I feel like it's one degree past that feeling you get when you read someone's book or zine or comic or see their stand-up or listen to their podcast and you love it, and you're like "This person and I totally click. We would be awesome friends"? It's like that. But with music.

But it's not totally just that; it's feeling a kinship with someone, which isn't quite being friends with them, it's feeling an affinity with.
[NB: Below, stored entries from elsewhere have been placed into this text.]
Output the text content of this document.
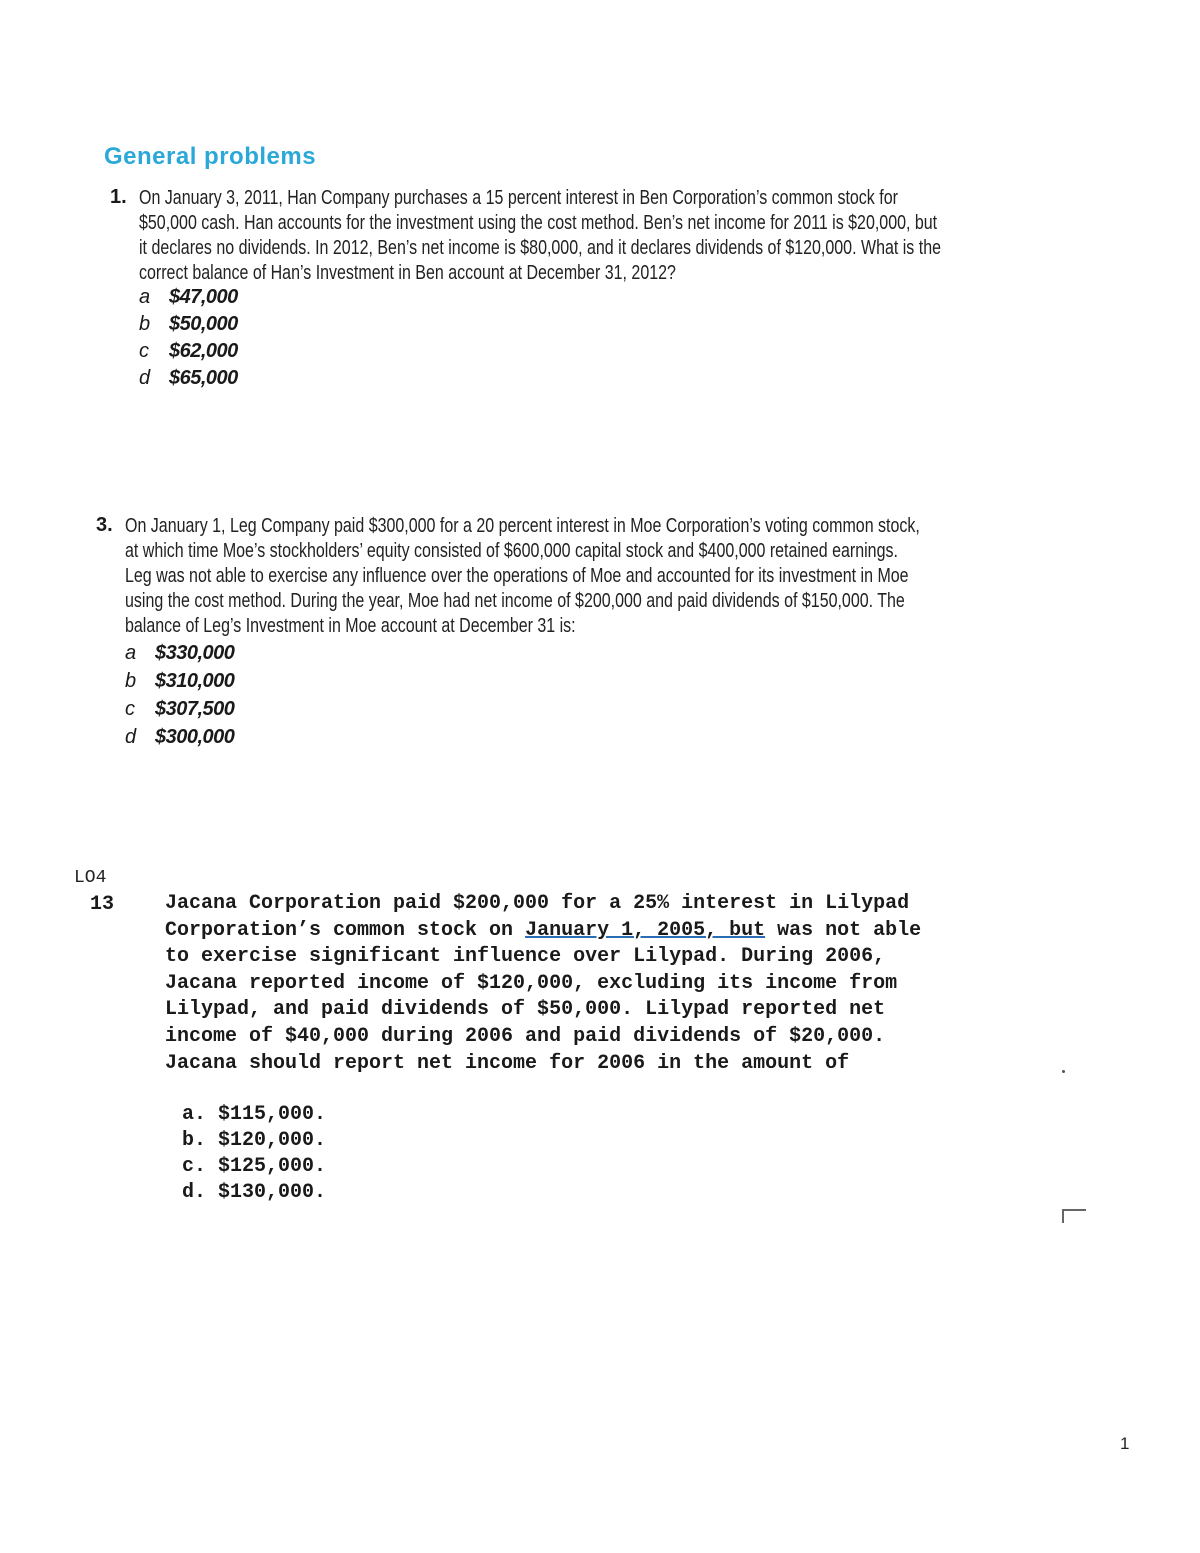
General problems
1. On January 3, 2011, Han Company purchases a 15 percent interest in Ben Corporation’s common stock for
$50,000 cash. Han accounts for the investment using the cost method. Ben’s net income for 2011 is $20,000, but
it declares no dividends. In 2012, Ben’s net income is $80,000, and it declares dividends of $120,000. What is the
correct balance of Han’s Investment in Ben account at December 31, 2012?
a $47,000
b $50,000
c $62,000
d $65,000
3. On January 1, Leg Company paid $300,000 for a 20 percent interest in Moe Corporation’s voting common stock,
at which time Moe’s stockholders’ equity consisted of $600,000 capital stock and $400,000 retained earnings.
Leg was not able to exercise any influence over the operations of Moe and accounted for its investment in Moe
using the cost method. During the year, Moe had net income of $200,000 and paid dividends of $150,000. The
balance of Leg’s Investment in Moe account at December 31 is:
a $330,000
b $310,000
c $307,500
d $300,000
LO4
13	Jacana Corporation paid $200,000 for a 25% interest in Lilypad
Corporation’s common stock on January 1, 2005, but was not able
to exercise significant influence over Lilypad. During 2006,
Jacana reported income of $120,000, excluding its income from
Lilypad, and paid dividends of $50,000. Lilypad reported net
income of $40,000 during 2006 and paid dividends of $20,000.
Jacana should report net income for 2006 in the amount of
a. $115,000.
b. $120,000.
c. $125,000.
d. $130,000.
1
Whatever, you know what I mean.

And finally, my favorite part is this thoughtful moment on pages 144-145. Courtesy of Barbara Ehrenreich's 2006 Dancing In the Streets, Crandall talks about dancing, and how it may have evolved out of people tricking predators by making many people look like one huge scary beast. These synchronized movements create a communal feeling, which explains dancing and its communal party-like atmosphere that it creates. Also courtesy of Ehrenreich, Crandall writes about Emile Durkheim's term "collective effervescence" and Victor Turner's idea of communitas:

"Collective effervescence, 'the ritually induced passion or ecstasy that cements social bonds,' forms what the sociologist said is the basis for religion. Turner, the book notes, recognized collective ecstasy as something more universal and an expression of what he called communitas, 'the spontaneous love and solidarity that can arise within a community of equals.' Ehrenreich says both concepts reach toward a group-uniting concept of love, but that the 'love that binds people to the collective has no name at all to speak.'
We submit: PARTY!"

So, so, so good. At my next shindig I'm totally quoting French sociology while playing Party Til You Puke, because that's how I party. That's how I liked my books, and that's how I like my parties. Oh! Oh! And!At my next party I'm totally shovelling peanut butter Combos in my mouth and quoting snippets from the note on AWK's computer desktop between roughly the years 2001 to 2008: "DON'T BE A FUCKING WIMP. BE STRONG," "COMPASSION AND UNDERSTANDING" and my favorite: "BE INVINCIBLE AND LIFT WEIGHTS."

You'll be thrilled to know that was on pg 155.